An important role in atherogenesis is played by oxidative stress, which may be induced by common risk factors. Mitochondria are both sources and targets of reactive oxygen species, and there is growing evidence that mitochondrial dysfunction may be a relevant intermediate mechanism by which cardiovascular risk factors lead to the formation of vascular lesions. Mitochondrial DNA is probably the most sensitive cellular target of reactive oxygen species. Damage to mitochondrial DNA correlates with the extent of atherosclerosis. Several cardiovascular risk factors are demonstrated causes of mitochondrial damage. Oxidized low density lipoprotein and hyperglycemia may induce the production of reactive oxygen species in mitochondria of macrophages and endothelial cells.
There is a wide consensus that atherosclerosis (ATS) is an inflammatory disease associated with lipid and protein oxidation in the vascular wall. At sites of inflammation, the local cellular environment is enriched with cytokines, chemoactractant chemokines and reactive oxygen species (ROS), such as superoxide anion, mainly produced by the activated leukocytes adhering to the endothelium. Excess ROS and reactive nitrogen species (RNS) generation has been associated with vascular lesion formation and functional defects. ROS and RNS free radicals are molecules or molecular fragments containing one or more unpaired electrons in atomic or molecular orbitals. The unpaired electrons give the radicals a high degree of reactivity.

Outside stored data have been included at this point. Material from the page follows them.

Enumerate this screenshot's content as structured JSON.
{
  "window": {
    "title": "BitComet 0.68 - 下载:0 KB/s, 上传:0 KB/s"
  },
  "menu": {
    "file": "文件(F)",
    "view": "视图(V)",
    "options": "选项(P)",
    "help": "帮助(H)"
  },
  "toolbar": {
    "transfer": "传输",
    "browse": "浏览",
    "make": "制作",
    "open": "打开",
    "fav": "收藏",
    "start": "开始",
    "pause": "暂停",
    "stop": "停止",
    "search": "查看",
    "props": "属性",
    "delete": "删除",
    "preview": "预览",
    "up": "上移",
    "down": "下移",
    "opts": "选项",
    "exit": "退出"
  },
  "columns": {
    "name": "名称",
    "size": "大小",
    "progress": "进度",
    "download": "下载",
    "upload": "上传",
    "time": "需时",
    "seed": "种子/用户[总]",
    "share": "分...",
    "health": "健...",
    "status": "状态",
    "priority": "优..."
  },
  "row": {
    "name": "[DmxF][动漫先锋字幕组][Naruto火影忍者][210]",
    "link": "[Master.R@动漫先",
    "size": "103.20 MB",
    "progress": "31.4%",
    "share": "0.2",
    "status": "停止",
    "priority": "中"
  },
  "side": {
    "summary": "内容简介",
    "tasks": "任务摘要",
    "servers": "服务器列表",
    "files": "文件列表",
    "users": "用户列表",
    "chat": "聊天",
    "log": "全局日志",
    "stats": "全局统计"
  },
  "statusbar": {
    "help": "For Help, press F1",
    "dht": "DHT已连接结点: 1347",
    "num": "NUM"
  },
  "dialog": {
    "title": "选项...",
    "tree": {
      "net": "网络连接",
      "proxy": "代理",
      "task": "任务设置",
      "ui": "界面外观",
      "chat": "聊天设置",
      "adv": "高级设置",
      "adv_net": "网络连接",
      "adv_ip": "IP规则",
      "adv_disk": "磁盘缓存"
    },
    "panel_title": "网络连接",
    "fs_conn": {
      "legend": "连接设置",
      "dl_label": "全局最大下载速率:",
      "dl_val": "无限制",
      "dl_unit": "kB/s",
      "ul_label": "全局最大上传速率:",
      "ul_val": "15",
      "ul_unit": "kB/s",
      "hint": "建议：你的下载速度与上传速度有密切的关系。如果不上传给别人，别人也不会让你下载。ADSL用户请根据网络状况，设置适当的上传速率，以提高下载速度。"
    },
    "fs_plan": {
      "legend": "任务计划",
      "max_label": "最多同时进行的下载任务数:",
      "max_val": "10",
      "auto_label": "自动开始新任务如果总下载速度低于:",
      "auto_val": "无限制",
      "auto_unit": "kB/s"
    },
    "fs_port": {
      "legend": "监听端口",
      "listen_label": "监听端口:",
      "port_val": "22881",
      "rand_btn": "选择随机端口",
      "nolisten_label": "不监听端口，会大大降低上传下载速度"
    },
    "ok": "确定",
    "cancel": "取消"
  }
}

Common cardiovascular risk factors could be involved in this process by adversely affecting the function of endothelial mitochondria, and growing evidence supports the hypothesis that mitochondrial dysfunction may be the most important unifying mechanism explaining the atherogenic action of major cardiovascular risk factors. This review will discuss the molecular mechanisms by which atherosclerotic risk factors could lead to mitochondrial dysfunction and subsequent vascular impairment.